PEKALONGAN, Lingkarjateng.id – Pemerintah Kota (Pemkot) Pekalongan terus mendorong optimalisasi penerimaan Pajak Kendaraan Bermotor (PKB) dan opsen pajak daerah yang hingga akhir Oktober 2025 baru mencapai sekitar 75 persen. Upaya percepatan dilakukan melalui koordinasi lintas sektor, termasuk pelibatan lurah dan camat untuk mendata langsung warga pemilik kendaraan.
Wali Kota Pekalongan, Achmad Afzan Arslan Djunaid, yang akrab disapa Aaf, menyampaikan bahwa capaian tersebut masih perlu dikejar mengingat tahun ini sempat ada program pembebasan atau pemutihan tunggakan pajak selama tiga bulan. Menurutnya, hal ini membuat penerimaan melambat dan harus segera dioptimalkan kembali.
“Realisasi sampai akhir Oktober baru sekitar 75 persen. Ini harus kita optimalkan lagi, mudah-mudahan bisa sesuai target. Kalau realistis mungkin tidak bisa 100 persen, tapi paling tidak 93–95 persen. Itu sudah sangat luar biasa,” ujarnya saat Rakor OPSEN dan BBNKB di Aula BPKAD Kota Pekalongan, Rabu, 26 November 2025.
Aaf menegaskan pentingnya kolaborasi mulai dari lurah, camat, Bapinsa hingga Bhabinkamtibmas untuk mendata warga pemilik kendaraan. Terkhusus para lurah, menurutnya sudah sangat memahami kondisi masyarakat di wilayahnya sehingga pendataan bukan hal yang sulit.
“Saya yakin kinerja lurah sudah optimal, tinggal pemaksimalannya saja. Warga juga pasti akan berkoordinasi dengan kelurahan, misalnya saat butuh surat keterangan dari Jasa Raharja jika terjadi kecelakaan. Jadi semua harus disinkronkan untuk memaksimalkan PAD, terutama dari sektor pajak kendaraan,” jelas Aaf.

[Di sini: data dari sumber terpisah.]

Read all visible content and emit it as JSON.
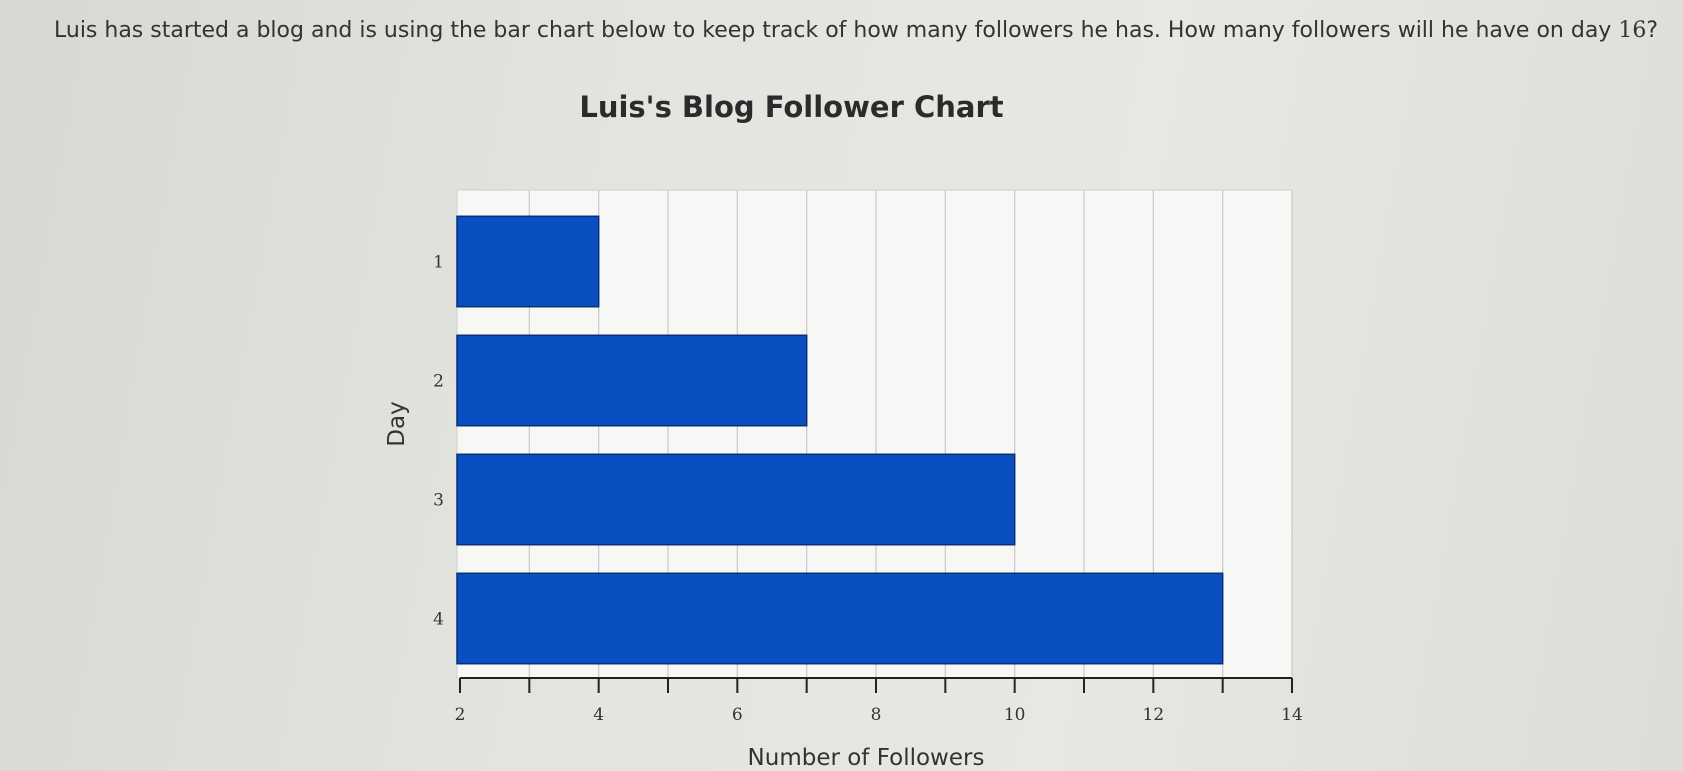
{
  "question": {
    "text_before": "Luis has started a blog and is using the bar chart below to keep track of how many followers he has. How many followers will he have on day ",
    "day_number": "16",
    "text_after": "?"
  },
  "chart_data": {
    "type": "bar",
    "orientation": "horizontal",
    "title": "Luis's Blog Follower Chart",
    "xlabel": "Number of Followers",
    "ylabel": "Day",
    "categories": [
      "1",
      "2",
      "3",
      "4"
    ],
    "values": [
      4,
      7,
      10,
      13
    ],
    "xlim": [
      2,
      14
    ],
    "x_ticks_labeled": [
      "2",
      "4",
      "6",
      "8",
      "10",
      "12",
      "14"
    ],
    "x_minor_tick_step": 1,
    "grid": true,
    "bar_color": "#0a4fbf"
  }
}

Sementara itu, Kepala Samsat Kota Pekalongan, Ngatmin menjelaskan lebih rinci angka penerimaan PKB. Dari target Rp46,4 miliar, hingga akhir Oktober baru terkumpul Rp34,8 miliar. Adapun realisasi opsen pajak berada di angka Rp22,9 miliar.

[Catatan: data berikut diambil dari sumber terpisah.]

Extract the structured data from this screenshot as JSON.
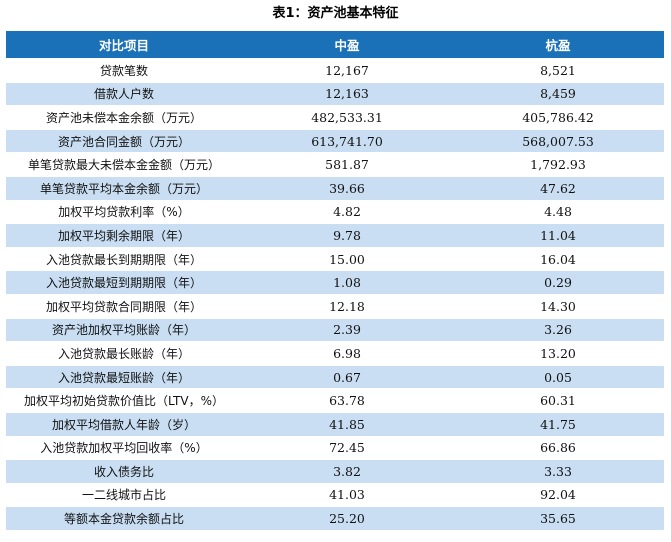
{
  "title": "表1：资产池基本特征",
  "table": {
    "headers": [
      "对比项目",
      "中盈",
      "杭盈"
    ],
    "rows": [
      [
        "贷款笔数",
        "12,167",
        "8,521"
      ],
      [
        "借款人户数",
        "12,163",
        "8,459"
      ],
      [
        "资产池未偿本金余额（万元）",
        "482,533.31",
        "405,786.42"
      ],
      [
        "资产池合同金额（万元）",
        "613,741.70",
        "568,007.53"
      ],
      [
        "单笔贷款最大未偿本金金额（万元）",
        "581.87",
        "1,792.93"
      ],
      [
        "单笔贷款平均本金余额（万元）",
        "39.66",
        "47.62"
      ],
      [
        "加权平均贷款利率（%）",
        "4.82",
        "4.48"
      ],
      [
        "加权平均剩余期限（年）",
        "9.78",
        "11.04"
      ],
      [
        "入池贷款最长到期期限（年）",
        "15.00",
        "16.04"
      ],
      [
        "入池贷款最短到期期限（年）",
        "1.08",
        "0.29"
      ],
      [
        "加权平均贷款合同期限（年）",
        "12.18",
        "14.30"
      ],
      [
        "资产池加权平均账龄（年）",
        "2.39",
        "3.26"
      ],
      [
        "入池贷款最长账龄（年）",
        "6.98",
        "13.20"
      ],
      [
        "入池贷款最短账龄（年）",
        "0.67",
        "0.05"
      ],
      [
        "加权平均初始贷款价值比（LTV，%）",
        "63.78",
        "60.31"
      ],
      [
        "加权平均借款人年龄（岁）",
        "41.85",
        "41.75"
      ],
      [
        "入池贷款加权平均回收率（%）",
        "72.45",
        "66.86"
      ],
      [
        "收入债务比",
        "3.82",
        "3.33"
      ],
      [
        "一二线城市占比",
        "41.03",
        "92.04"
      ],
      [
        "等额本金贷款余额占比",
        "25.20",
        "35.65"
      ]
    ]
  },
  "colors": {
    "header_bg": "#1a71b8",
    "stripe_bg": "#c9def2"
  }
}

“Penerimaan kita baru 75 persen, yaitu Rp34,8 miliar dari target Rp46,4 miliar,” ungkapnya.
Terkait teknis di lapangan, Samsat melibatkan pemerintah kelurahan melalui mekanisme yang disebut sengkuyung, yakni pemberian daftar tunggakan PKB kepada kelurahan untuk diteruskan kepada warga.
“Sengkuyung itu tagihan pajak yang nunggak-nunggak, termasuk tunggakan berjalan. Tagihan itu kita berikan ke kelurahan supaya mereka menyampaikan ke warga agar segera membayar pajak,” jelas Ngatmin.